Aunt Dan sleeps with Mindy because Henry Kissinger, the great object of her fantasies, is otherwise occupied. But her attraction to Mindy also muddies her defense of state violence, since Mindy's murder takes the life of an agent of the state, a police informer. Thus the Mindy episode also suggests that the root of Dan's attraction to her lies in sadism, a sadism also present in Dan's admiration for the man of the world who knows that North Vietnamese villages have to burn for our sake. There is yet another invitation and seduction here: we can disavow this sadism if we like, pathologize Dan, and celebrate our own clear consciences.

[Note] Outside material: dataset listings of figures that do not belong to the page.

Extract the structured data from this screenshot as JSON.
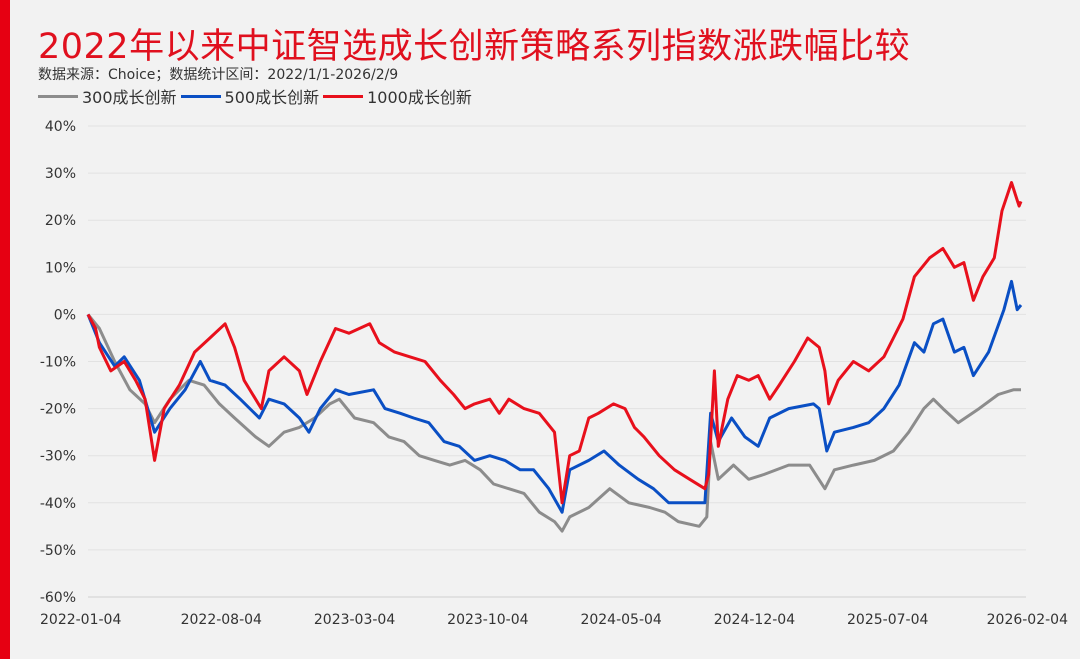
{
  "chart_data": {
    "type": "line",
    "title": "2022年以来中证智选成长创新策略系列指数涨跌幅比较",
    "subtitle": "数据来源：Choice；数据统计区间：2022/1/1-2026/2/9",
    "xlabel": "",
    "ylabel": "",
    "x_unit": "months since 2022-01-04",
    "x_range": [
      0,
      49
    ],
    "x_ticks": [
      {
        "x": 0,
        "label": "2022-01-04"
      },
      {
        "x": 7,
        "label": "2022-08-04"
      },
      {
        "x": 14,
        "label": "2023-03-04"
      },
      {
        "x": 21,
        "label": "2023-10-04"
      },
      {
        "x": 28,
        "label": "2024-05-04"
      },
      {
        "x": 35,
        "label": "2024-12-04"
      },
      {
        "x": 42,
        "label": "2025-07-04"
      },
      {
        "x": 49,
        "label": "2026-02-04"
      }
    ],
    "ylim": [
      -60,
      40
    ],
    "y_ticks": [
      {
        "v": 40,
        "label": "40%"
      },
      {
        "v": 30,
        "label": "30%"
      },
      {
        "v": 20,
        "label": "20%"
      },
      {
        "v": 10,
        "label": "10%"
      },
      {
        "v": 0,
        "label": "0%"
      },
      {
        "v": -10,
        "label": "-10%"
      },
      {
        "v": -20,
        "label": "-20%"
      },
      {
        "v": -30,
        "label": "-30%"
      },
      {
        "v": -40,
        "label": "-40%"
      },
      {
        "v": -50,
        "label": "-50%"
      },
      {
        "v": -60,
        "label": "-60%"
      }
    ],
    "grid": true,
    "legend_position": "top-left",
    "series": [
      {
        "name": "300成长创新",
        "color": "#8c8c8c",
        "points": [
          [
            0,
            0
          ],
          [
            0.6,
            -3
          ],
          [
            1.4,
            -10
          ],
          [
            2.2,
            -16
          ],
          [
            3.0,
            -19
          ],
          [
            3.5,
            -23
          ],
          [
            4.3,
            -18
          ],
          [
            5.3,
            -14
          ],
          [
            6.1,
            -15
          ],
          [
            6.9,
            -19
          ],
          [
            7.7,
            -22
          ],
          [
            8.8,
            -26
          ],
          [
            9.5,
            -28
          ],
          [
            10.3,
            -25
          ],
          [
            11.1,
            -24
          ],
          [
            11.9,
            -22
          ],
          [
            12.7,
            -19
          ],
          [
            13.2,
            -18
          ],
          [
            14.0,
            -22
          ],
          [
            15.0,
            -23
          ],
          [
            15.8,
            -26
          ],
          [
            16.6,
            -27
          ],
          [
            17.4,
            -30
          ],
          [
            18.2,
            -31
          ],
          [
            19.0,
            -32
          ],
          [
            19.8,
            -31
          ],
          [
            20.6,
            -33
          ],
          [
            21.3,
            -36
          ],
          [
            22.1,
            -37
          ],
          [
            22.9,
            -38
          ],
          [
            23.7,
            -42
          ],
          [
            24.5,
            -44
          ],
          [
            24.9,
            -46
          ],
          [
            25.3,
            -43
          ],
          [
            26.3,
            -41
          ],
          [
            27.4,
            -37
          ],
          [
            28.4,
            -40
          ],
          [
            29.5,
            -41
          ],
          [
            30.3,
            -42
          ],
          [
            31.0,
            -44
          ],
          [
            32.1,
            -45
          ],
          [
            32.5,
            -43
          ],
          [
            32.7,
            -27
          ],
          [
            33.1,
            -35
          ],
          [
            33.9,
            -32
          ],
          [
            34.7,
            -35
          ],
          [
            35.5,
            -34
          ],
          [
            36.8,
            -32
          ],
          [
            37.9,
            -32
          ],
          [
            38.7,
            -37
          ],
          [
            39.2,
            -33
          ],
          [
            40.2,
            -32
          ],
          [
            41.3,
            -31
          ],
          [
            42.3,
            -29
          ],
          [
            43.1,
            -25
          ],
          [
            43.9,
            -20
          ],
          [
            44.4,
            -18
          ],
          [
            44.9,
            -20
          ],
          [
            45.7,
            -23
          ],
          [
            46.8,
            -20
          ],
          [
            47.8,
            -17
          ],
          [
            48.6,
            -16
          ],
          [
            49.0,
            -16
          ]
        ]
      },
      {
        "name": "500成长创新",
        "color": "#0a4fc4",
        "points": [
          [
            0,
            0
          ],
          [
            0.6,
            -6
          ],
          [
            1.4,
            -11
          ],
          [
            1.9,
            -9
          ],
          [
            2.7,
            -14
          ],
          [
            3.5,
            -25
          ],
          [
            4.3,
            -20
          ],
          [
            5.1,
            -16
          ],
          [
            5.9,
            -10
          ],
          [
            6.4,
            -14
          ],
          [
            7.2,
            -15
          ],
          [
            8.0,
            -18
          ],
          [
            9.0,
            -22
          ],
          [
            9.5,
            -18
          ],
          [
            10.3,
            -19
          ],
          [
            11.1,
            -22
          ],
          [
            11.6,
            -25
          ],
          [
            12.2,
            -20
          ],
          [
            13.0,
            -16
          ],
          [
            13.7,
            -17
          ],
          [
            15.0,
            -16
          ],
          [
            15.6,
            -20
          ],
          [
            16.4,
            -21
          ],
          [
            17.1,
            -22
          ],
          [
            17.9,
            -23
          ],
          [
            18.7,
            -27
          ],
          [
            19.5,
            -28
          ],
          [
            20.3,
            -31
          ],
          [
            21.1,
            -30
          ],
          [
            21.9,
            -31
          ],
          [
            22.7,
            -33
          ],
          [
            23.4,
            -33
          ],
          [
            24.2,
            -37
          ],
          [
            24.9,
            -42
          ],
          [
            25.3,
            -33
          ],
          [
            26.3,
            -31
          ],
          [
            27.1,
            -29
          ],
          [
            27.9,
            -32
          ],
          [
            28.9,
            -35
          ],
          [
            29.7,
            -37
          ],
          [
            30.5,
            -40
          ],
          [
            31.6,
            -40
          ],
          [
            32.4,
            -40
          ],
          [
            32.7,
            -21
          ],
          [
            33.1,
            -27
          ],
          [
            33.8,
            -22
          ],
          [
            34.5,
            -26
          ],
          [
            35.2,
            -28
          ],
          [
            35.8,
            -22
          ],
          [
            36.8,
            -20
          ],
          [
            38.1,
            -19
          ],
          [
            38.4,
            -20
          ],
          [
            38.8,
            -29
          ],
          [
            39.2,
            -25
          ],
          [
            40.2,
            -24
          ],
          [
            41.0,
            -23
          ],
          [
            41.8,
            -20
          ],
          [
            42.6,
            -15
          ],
          [
            43.4,
            -6
          ],
          [
            43.9,
            -8
          ],
          [
            44.4,
            -2
          ],
          [
            44.9,
            -1
          ],
          [
            45.5,
            -8
          ],
          [
            46.0,
            -7
          ],
          [
            46.5,
            -13
          ],
          [
            47.3,
            -8
          ],
          [
            48.1,
            1
          ],
          [
            48.5,
            7
          ],
          [
            48.8,
            1
          ],
          [
            49.0,
            2
          ]
        ]
      },
      {
        "name": "1000成长创新",
        "color": "#e8101c",
        "points": [
          [
            0,
            0
          ],
          [
            0.4,
            -3
          ],
          [
            0.6,
            -7
          ],
          [
            1.2,
            -12
          ],
          [
            1.9,
            -10
          ],
          [
            2.5,
            -14
          ],
          [
            3.0,
            -18
          ],
          [
            3.5,
            -31
          ],
          [
            4.0,
            -20
          ],
          [
            4.8,
            -15
          ],
          [
            5.6,
            -8
          ],
          [
            6.4,
            -5
          ],
          [
            7.2,
            -2
          ],
          [
            7.7,
            -7
          ],
          [
            8.2,
            -14
          ],
          [
            8.8,
            -18
          ],
          [
            9.1,
            -20
          ],
          [
            9.5,
            -12
          ],
          [
            10.3,
            -9
          ],
          [
            11.1,
            -12
          ],
          [
            11.5,
            -17
          ],
          [
            12.2,
            -10
          ],
          [
            13.0,
            -3
          ],
          [
            13.7,
            -4
          ],
          [
            14.8,
            -2
          ],
          [
            15.3,
            -6
          ],
          [
            16.1,
            -8
          ],
          [
            16.9,
            -9
          ],
          [
            17.7,
            -10
          ],
          [
            18.5,
            -14
          ],
          [
            19.2,
            -17
          ],
          [
            19.8,
            -20
          ],
          [
            20.3,
            -19
          ],
          [
            21.1,
            -18
          ],
          [
            21.6,
            -21
          ],
          [
            22.1,
            -18
          ],
          [
            22.9,
            -20
          ],
          [
            23.7,
            -21
          ],
          [
            24.5,
            -25
          ],
          [
            24.9,
            -40
          ],
          [
            25.3,
            -30
          ],
          [
            25.8,
            -29
          ],
          [
            26.3,
            -22
          ],
          [
            26.8,
            -21
          ],
          [
            27.6,
            -19
          ],
          [
            28.2,
            -20
          ],
          [
            28.7,
            -24
          ],
          [
            29.2,
            -26
          ],
          [
            30.0,
            -30
          ],
          [
            30.8,
            -33
          ],
          [
            31.6,
            -35
          ],
          [
            32.4,
            -37
          ],
          [
            32.6,
            -34
          ],
          [
            32.9,
            -12
          ],
          [
            33.1,
            -28
          ],
          [
            33.6,
            -18
          ],
          [
            34.1,
            -13
          ],
          [
            34.7,
            -14
          ],
          [
            35.2,
            -13
          ],
          [
            35.8,
            -18
          ],
          [
            36.3,
            -15
          ],
          [
            37.1,
            -10
          ],
          [
            37.8,
            -5
          ],
          [
            38.4,
            -7
          ],
          [
            38.7,
            -12
          ],
          [
            38.9,
            -19
          ],
          [
            39.4,
            -14
          ],
          [
            40.2,
            -10
          ],
          [
            41.0,
            -12
          ],
          [
            41.8,
            -9
          ],
          [
            42.3,
            -5
          ],
          [
            42.8,
            -1
          ],
          [
            43.4,
            8
          ],
          [
            44.2,
            12
          ],
          [
            44.9,
            14
          ],
          [
            45.5,
            10
          ],
          [
            46.0,
            11
          ],
          [
            46.5,
            3
          ],
          [
            47.0,
            8
          ],
          [
            47.6,
            12
          ],
          [
            48.0,
            22
          ],
          [
            48.5,
            28
          ],
          [
            48.9,
            23
          ],
          [
            49.0,
            24
          ]
        ]
      }
    ]
  }
}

Would it be possible to stage Aunt Dan and Lemon in such a way that Mindy seduces not only Dan but also the audience? We've fallen for killers before. Such a staging might emphasize the point which this continuously thought-provoking production makes in any case: that the audience -- this audience, this well-meaning, mostly liberal or even left-leaning crowd, in this revamped "Live Burlesk" theater -- has already been seduced, long ago, into forgetting the state violence that, we are assured, makes our comforts safe.

Aunt Dan and Lemon is the rare political play addressed to the audience it in fact has. If anything, it has gained in timeliness since 1985, when it was first staged in London and New York. Aunt Dan defends pre-emptive state violence and recalls the seductiveness of a private murder. The play's force does not lie only on the surface of its long speeches, but in the structure that ties speech, memory, and action together. There is no obvious key to this structure. Except of course in the memories, fears, desires, and resistance that tie us to state violence.